Setelah menerima laporan resmi pada 29 April 2026, penyidik Unit IV Perlindungan Perempuan dan Anak (PPA) Satreskrim Polres Pohuwato kini disebut tengah mempersiapkan gelar perkara guna menentukan langkah hukum lanjutan.
Informasi tersebut terungkap usai kuasa hukum korban melakukan koordinasi langsung dengan penyidik terkait perkembangan penanganan kasus. Dalam proses penyelidikan, aparat kepolisian diketahui telah memeriksa saksi korban, sejumlah saksi lainnya, hingga terlapor berinisial GI.
Meski perkara tersebut masih berada pada tahap penyelidikan dan belum ditingkatkan ke penyidikan, penyidik disebut telah mengumpulkan sejumlah keterangan penting untuk mendalami dugaan peristiwa yang dilaporkan.
Kasus itu tercatat melalui laporan polisi nomor LP/B/77/IV/2026/SPKT/Res-Phw/Polda-Gto tertanggal 29 April 2026 dengan terlapor atas nama GI.
Selain pemeriksaan saksi, penyidik juga dikabarkan akan melakukan assessment psikologis terhadap korban sebagai bagian dari pendalaman perkara sekaligus penguatan alat bukti sebelum menentukan langkah hukum berikutnya.

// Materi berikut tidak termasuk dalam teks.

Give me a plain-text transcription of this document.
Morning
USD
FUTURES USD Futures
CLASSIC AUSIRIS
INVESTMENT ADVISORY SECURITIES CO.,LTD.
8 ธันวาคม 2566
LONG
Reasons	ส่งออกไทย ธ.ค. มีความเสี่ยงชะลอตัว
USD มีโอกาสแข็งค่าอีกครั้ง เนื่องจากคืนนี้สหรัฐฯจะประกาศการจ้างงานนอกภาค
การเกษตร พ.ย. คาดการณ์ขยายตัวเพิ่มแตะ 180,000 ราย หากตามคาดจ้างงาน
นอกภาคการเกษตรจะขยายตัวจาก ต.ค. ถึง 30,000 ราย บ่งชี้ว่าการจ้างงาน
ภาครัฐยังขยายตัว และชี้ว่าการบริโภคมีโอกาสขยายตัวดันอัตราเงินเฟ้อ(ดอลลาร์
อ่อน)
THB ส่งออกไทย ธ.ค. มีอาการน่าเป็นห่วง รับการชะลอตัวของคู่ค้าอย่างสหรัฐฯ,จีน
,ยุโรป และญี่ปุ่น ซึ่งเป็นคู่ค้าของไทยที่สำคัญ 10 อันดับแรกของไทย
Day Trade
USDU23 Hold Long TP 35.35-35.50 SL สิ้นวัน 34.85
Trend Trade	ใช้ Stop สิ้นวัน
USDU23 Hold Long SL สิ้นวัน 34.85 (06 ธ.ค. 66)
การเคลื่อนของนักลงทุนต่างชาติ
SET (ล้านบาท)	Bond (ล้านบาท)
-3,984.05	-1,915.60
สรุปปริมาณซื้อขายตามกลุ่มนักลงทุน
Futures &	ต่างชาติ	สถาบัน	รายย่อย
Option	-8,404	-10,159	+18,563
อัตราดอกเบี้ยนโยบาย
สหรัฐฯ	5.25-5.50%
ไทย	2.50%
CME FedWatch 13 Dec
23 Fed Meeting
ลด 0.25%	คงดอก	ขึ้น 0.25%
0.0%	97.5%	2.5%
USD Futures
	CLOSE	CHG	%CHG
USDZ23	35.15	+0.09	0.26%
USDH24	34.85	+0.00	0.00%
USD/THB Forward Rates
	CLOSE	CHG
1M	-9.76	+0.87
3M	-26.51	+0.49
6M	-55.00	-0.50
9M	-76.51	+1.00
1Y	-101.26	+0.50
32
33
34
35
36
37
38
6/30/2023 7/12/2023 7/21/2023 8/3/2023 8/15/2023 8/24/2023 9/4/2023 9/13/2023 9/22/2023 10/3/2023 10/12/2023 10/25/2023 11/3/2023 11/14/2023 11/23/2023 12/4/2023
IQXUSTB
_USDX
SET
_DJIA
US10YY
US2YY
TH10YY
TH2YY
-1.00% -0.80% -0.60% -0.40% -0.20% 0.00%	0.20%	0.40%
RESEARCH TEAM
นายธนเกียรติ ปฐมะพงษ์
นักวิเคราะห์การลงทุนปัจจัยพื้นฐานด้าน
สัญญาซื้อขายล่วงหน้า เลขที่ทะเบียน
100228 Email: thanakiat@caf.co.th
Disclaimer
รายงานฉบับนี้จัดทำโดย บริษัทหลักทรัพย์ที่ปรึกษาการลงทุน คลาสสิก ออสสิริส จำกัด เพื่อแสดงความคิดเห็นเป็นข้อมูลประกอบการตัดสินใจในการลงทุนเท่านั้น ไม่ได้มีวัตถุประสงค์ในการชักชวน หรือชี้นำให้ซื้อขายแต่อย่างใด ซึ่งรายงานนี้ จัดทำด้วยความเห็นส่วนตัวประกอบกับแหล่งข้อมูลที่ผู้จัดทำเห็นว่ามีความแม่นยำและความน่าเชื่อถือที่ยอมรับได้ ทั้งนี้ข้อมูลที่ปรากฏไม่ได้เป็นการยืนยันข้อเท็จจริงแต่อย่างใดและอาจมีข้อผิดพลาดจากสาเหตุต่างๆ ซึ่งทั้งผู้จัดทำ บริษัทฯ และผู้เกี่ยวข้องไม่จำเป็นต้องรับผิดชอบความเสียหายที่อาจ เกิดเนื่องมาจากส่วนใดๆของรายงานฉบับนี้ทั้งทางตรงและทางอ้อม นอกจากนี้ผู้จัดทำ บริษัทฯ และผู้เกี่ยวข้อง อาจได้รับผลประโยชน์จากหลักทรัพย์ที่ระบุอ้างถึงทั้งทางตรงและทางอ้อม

Perkara ini menjadi perhatian publik setelah Badan Permusyawaratan Desa (BPD) Buhu Jaya sebelumnya menggelar rapat pleno menyikapi dugaan pelanggaran yang menyeret nama kepala desa tersebut. Polemik yang berkembang di tengah masyarakat membuat proses penanganan kasus terus menjadi sorotan.
Kuasa hukum korban, Adv. Zulfikar Panto, S.H., CPLA bersama Adv. Juriyati Wartabone, menegaskan komitmen mereka untuk terus mengawal proses hukum hingga tuntas.
“Kami akan terus mengawal perkara ini sampai selesai agar prosesnya berjalan profesional, objektif, dan sesuai prosedur hukum yang berlaku,” ujar kuasa hukum korban.
Mereka juga meminta keluarga korban tetap memberikan dukungan penuh terhadap proses hukum serta tidak mudah terpengaruh oleh isu maupun opini yang berkembang di luar proses penyelidikan.
“Kami berharap semua pihak tetap tenang, tidak terprovokasi, dan tidak melakukan tindakan yang justru dapat menghambat jalannya proses hukum,” tambahnya.